How many times in a day, the hands of a clock are together?
2026
How many times in a day, the hands of a clock are together?
- A.
20
- B.
22
- C.
24
- D.
26
Attempted by 7 students.
Show answer & explanation
Correct answer: B
Concept
The minute hand moves at 6 degrees per minute and the hour hand at 0.5 degrees per minute, so the minute hand gains on the hour hand at a relative rate of 5.5 degrees per minute. The hands coincide again only once the minute hand has gained a full 360 degrees on the hour hand, which takes 360 / 5.5 = 65 5/11 minutes.
Applying it here
Starting from 12:00, the next coincidence is about 65 5/11 minutes later, near 1:05, then near 2:11, 3:16, 4:22, 5:27, 6:33, 7:38, 8:44, 9:49, and 10:55.

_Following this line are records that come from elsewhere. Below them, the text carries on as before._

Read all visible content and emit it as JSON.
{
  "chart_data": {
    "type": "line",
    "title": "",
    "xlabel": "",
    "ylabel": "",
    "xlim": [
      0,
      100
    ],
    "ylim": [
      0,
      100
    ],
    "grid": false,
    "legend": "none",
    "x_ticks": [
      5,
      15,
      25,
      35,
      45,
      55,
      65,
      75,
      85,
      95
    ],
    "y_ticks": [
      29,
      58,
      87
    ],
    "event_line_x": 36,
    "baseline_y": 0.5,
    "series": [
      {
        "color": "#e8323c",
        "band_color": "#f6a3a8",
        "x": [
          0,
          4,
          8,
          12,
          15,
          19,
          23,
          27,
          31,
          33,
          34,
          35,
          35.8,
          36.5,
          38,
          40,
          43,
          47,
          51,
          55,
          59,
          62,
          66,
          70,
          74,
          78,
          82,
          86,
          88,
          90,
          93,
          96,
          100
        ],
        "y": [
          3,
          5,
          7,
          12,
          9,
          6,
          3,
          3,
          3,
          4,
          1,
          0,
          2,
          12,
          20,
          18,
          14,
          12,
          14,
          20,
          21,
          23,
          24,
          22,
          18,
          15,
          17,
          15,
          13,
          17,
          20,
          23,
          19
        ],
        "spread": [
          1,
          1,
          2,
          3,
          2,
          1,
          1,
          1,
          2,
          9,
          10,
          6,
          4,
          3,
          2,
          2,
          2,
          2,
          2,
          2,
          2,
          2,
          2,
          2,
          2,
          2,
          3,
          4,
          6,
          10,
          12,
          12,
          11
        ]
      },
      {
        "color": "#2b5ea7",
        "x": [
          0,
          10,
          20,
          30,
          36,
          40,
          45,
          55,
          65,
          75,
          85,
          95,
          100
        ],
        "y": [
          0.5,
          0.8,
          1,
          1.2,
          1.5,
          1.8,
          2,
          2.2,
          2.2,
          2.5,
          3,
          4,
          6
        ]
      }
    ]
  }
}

The coincidence that would next be due lands exactly at 12:00 again, the start of the next 12-hour stretch, so it is not a separate, extra alignment within the same stretch.
That gives 11 distinct alignments in every 12-hour stretch, from one 12:00 to the next.
A day has two such 12-hour stretches (AM and PM), so the total for 24 hours is 11 × 2 = 22.
Cross-check
Using the general rule directly: in 24 hours (1440 minutes) the hands coincide 1440 / (720/11) = 22 times, since a coincidence recurs every 720/11 minutes. This matches the count obtained by listing the alignments one by one above.